1 | 3 | – | – | – | – | – | – | – | Data |

1 | 4 | – | – | – | – | – | – | – | Data |

2 | 1 | Data | Data | Data | – | Data | Data | Data | – |

2 | 2 | – | – | – | Data | Data | Data | Data | – |

2 | 3 | – | – | – | – | – | – | – | Data |

2 | 4 | – | – | – | – | – | – | – | Data |

3 | 1 | Data | Data | Data | – | Data | Data | Data | – |

3 | 2 | – | – | – | Data | Data | Data | Data | – |

3 | 3 | – | – | – | – | – | – | – | Data |

3 | 4 | – | – | – | – | – | – | – | Data |

… | … | … | … | … | … | … | … | … | … |

Recommendations about optimal sample sizes vary substantially, depending on (i) what one aims to optimize (accuracy or power), (ii) the variance component of interest, and (iii) constraints imposed by the study system (Snijders & Bosker 1999; Maas & Hox 2004; Scherbaum & Ferreter 2009; Hox 2010; Martin *et al*. 2011; van de Pol 2012). Unfortunately many published recommendations are drawn from situations relevant to the social sciences and have limited relevance for ecologists as they typically focus on cases where a few subjects (for example schools) are sampled with a great number of repeats (for example students). In contrast ecologists often work with larger numbers of subjects (individuals) but face constraints in the number of repeated samples that could possibly be collected. Martin *et al*. (2011) and van de Pol (2012) recently discussed sample size requirements for the estimation of intercept-slope correlations () and provide software for sampling optimization for several variance components. Thus, we focus here on simulations (detailed in Texts S13–S14, Supporting information) asking how sample size affects accuracy of and power to detect repeatabilities of different magnitudes.

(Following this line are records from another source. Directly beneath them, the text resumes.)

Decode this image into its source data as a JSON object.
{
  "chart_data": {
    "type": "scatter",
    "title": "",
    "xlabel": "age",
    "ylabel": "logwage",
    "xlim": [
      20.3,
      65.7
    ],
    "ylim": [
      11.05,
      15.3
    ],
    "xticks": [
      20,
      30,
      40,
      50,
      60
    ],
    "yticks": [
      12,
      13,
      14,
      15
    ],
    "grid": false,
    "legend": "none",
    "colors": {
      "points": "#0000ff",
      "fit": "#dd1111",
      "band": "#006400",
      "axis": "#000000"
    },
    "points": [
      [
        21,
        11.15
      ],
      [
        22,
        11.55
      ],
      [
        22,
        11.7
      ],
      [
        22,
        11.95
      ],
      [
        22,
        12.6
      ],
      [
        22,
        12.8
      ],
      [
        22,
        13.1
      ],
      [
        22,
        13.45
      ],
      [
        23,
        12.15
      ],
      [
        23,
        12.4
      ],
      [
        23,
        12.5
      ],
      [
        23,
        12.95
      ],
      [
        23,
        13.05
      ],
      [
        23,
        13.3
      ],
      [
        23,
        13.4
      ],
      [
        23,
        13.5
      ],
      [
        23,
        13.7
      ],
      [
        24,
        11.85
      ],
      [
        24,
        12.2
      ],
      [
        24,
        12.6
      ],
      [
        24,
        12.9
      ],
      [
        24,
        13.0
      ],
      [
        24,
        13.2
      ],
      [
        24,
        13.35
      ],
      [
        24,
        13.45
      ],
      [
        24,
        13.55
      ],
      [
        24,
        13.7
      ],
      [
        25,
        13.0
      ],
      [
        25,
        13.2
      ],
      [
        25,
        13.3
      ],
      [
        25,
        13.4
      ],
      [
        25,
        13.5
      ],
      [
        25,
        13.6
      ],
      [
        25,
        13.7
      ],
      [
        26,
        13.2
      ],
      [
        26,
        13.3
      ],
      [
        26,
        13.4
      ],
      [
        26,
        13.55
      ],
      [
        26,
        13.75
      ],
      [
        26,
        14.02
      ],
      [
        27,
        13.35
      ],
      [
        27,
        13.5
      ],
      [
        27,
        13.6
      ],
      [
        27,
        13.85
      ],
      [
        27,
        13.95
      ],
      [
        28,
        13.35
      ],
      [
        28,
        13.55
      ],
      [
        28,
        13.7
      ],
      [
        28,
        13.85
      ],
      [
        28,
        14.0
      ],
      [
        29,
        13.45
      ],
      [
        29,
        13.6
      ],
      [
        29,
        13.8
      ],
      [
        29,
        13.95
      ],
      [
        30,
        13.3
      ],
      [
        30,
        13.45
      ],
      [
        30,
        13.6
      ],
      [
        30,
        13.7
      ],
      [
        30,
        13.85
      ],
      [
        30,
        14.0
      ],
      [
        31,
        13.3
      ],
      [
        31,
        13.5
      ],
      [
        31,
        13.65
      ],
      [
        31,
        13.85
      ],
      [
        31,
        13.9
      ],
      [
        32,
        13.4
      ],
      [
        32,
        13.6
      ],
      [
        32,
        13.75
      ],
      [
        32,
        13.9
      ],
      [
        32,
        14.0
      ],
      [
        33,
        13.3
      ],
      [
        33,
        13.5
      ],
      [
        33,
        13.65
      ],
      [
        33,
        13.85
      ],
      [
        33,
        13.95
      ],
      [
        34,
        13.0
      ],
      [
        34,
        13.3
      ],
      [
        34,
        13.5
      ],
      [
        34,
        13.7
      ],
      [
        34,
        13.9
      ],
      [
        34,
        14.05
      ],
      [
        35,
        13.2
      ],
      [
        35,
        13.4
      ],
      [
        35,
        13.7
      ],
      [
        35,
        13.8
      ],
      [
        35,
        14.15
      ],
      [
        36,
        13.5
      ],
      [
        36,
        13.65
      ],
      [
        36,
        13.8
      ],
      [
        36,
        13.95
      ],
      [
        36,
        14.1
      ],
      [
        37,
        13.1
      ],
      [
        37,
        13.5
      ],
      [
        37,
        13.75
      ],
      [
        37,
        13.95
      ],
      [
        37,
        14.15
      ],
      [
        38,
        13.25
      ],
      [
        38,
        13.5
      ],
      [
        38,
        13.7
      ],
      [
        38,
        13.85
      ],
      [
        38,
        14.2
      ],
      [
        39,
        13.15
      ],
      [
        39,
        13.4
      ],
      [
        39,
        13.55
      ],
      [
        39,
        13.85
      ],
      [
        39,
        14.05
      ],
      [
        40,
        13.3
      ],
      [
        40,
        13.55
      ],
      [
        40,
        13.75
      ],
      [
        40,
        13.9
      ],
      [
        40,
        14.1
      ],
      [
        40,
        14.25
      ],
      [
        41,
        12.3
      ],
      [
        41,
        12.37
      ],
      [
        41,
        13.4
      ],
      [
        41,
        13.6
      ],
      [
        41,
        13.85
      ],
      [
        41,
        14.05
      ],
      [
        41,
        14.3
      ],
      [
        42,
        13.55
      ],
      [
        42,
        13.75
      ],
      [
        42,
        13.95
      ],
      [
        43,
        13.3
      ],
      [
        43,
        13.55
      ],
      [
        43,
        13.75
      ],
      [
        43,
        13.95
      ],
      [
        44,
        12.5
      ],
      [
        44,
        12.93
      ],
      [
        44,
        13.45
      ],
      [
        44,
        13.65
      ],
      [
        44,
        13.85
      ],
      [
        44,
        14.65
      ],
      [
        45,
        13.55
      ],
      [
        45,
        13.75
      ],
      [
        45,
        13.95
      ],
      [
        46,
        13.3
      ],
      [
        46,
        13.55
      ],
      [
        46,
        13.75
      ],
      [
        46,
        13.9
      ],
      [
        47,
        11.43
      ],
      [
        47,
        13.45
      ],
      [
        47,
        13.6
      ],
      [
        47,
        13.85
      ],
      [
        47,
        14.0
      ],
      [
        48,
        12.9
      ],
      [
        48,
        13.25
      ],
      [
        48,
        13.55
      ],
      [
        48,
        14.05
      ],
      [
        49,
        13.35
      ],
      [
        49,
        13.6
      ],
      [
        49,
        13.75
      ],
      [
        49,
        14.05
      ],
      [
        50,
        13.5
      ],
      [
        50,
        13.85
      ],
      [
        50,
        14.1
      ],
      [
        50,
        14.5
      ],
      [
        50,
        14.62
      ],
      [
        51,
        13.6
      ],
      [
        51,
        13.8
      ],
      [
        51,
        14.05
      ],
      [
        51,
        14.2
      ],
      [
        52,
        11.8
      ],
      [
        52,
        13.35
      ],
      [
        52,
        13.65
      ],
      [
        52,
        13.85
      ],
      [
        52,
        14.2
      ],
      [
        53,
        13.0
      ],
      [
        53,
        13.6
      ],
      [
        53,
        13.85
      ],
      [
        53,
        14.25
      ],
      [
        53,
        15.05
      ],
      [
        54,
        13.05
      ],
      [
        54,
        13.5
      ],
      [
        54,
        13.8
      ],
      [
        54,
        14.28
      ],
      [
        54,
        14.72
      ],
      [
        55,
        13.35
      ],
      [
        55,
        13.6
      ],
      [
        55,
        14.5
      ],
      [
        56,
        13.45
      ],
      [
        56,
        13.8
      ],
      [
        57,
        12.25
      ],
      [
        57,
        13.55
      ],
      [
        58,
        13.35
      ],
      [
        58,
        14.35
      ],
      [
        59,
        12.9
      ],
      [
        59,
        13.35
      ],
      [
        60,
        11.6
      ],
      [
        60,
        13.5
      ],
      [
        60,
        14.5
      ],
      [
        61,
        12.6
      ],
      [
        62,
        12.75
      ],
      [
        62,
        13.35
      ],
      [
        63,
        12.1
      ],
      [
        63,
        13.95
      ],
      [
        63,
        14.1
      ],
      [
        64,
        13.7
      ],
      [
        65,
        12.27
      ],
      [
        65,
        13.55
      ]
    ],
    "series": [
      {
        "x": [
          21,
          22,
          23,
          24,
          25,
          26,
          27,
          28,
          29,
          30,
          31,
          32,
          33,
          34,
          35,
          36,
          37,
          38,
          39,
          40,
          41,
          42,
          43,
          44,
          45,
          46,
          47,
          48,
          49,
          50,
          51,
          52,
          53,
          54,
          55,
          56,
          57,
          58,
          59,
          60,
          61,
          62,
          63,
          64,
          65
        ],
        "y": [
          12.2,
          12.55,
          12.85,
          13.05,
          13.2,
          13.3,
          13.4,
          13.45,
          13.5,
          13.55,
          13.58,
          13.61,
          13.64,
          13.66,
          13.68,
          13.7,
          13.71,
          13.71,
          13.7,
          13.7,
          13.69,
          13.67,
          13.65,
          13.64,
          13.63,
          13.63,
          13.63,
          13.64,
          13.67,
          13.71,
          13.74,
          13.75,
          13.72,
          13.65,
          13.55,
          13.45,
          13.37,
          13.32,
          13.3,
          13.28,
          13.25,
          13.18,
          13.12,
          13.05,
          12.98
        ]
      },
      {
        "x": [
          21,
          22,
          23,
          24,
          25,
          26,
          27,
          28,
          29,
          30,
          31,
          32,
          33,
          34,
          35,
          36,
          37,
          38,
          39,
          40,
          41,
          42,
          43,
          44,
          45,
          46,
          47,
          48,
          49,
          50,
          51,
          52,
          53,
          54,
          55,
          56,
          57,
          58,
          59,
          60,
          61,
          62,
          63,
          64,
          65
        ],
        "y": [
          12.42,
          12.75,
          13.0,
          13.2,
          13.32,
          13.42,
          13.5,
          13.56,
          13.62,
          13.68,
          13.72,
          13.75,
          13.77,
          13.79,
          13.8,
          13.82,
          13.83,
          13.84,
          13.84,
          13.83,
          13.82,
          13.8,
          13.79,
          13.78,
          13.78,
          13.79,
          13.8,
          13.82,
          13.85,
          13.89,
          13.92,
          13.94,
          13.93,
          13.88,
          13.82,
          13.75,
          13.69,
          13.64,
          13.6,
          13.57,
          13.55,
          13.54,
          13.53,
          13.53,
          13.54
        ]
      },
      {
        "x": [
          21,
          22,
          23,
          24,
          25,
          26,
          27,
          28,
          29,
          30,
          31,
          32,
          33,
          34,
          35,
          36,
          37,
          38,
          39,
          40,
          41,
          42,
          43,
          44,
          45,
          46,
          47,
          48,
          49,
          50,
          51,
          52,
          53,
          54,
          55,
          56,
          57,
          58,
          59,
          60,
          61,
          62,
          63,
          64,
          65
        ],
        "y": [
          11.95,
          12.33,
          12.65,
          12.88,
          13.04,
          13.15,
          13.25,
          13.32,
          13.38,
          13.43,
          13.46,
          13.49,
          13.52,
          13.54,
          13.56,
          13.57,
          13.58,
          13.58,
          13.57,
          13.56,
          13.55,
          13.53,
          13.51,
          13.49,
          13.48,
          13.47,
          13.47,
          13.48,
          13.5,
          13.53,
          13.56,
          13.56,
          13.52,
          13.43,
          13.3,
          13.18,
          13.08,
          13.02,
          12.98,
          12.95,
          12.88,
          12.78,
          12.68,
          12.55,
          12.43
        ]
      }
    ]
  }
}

Our simulations imply that when repeatability exceeds 0·5 it can be demonstrated with acceptable statistical power (~ 0·8) with few (e.g. 25) individuals sampled only twice (Fig. 3b). For lower repeatability values ≥4 samples per individual are typically required whenever the total number of individuals is low (≤100; Fig. 3b). Moreover, it will generally not be possible to detect repeatabilities of 0·1 with only two repeats per individual (Fig. 3b) as noted previously (Martin *et al*. 2011). Furthermore, accuracy of the estimated value of repeatability increases with true repeatability (Fig. 3a), suggesting that sampling considerations are particularly relevant for traits with low values of repeatability. Finally, optimal sample sizes greatly depend on the level of inaccuracy deemed acceptable. When the total sample size (number of individuals × number of repeats) is a constraining factor, inaccuracy can be decreased by increasing the number of samples per individual at the cost of the number of sampled individuals (Fig. 3b), though only when repeatability is ≤0·3.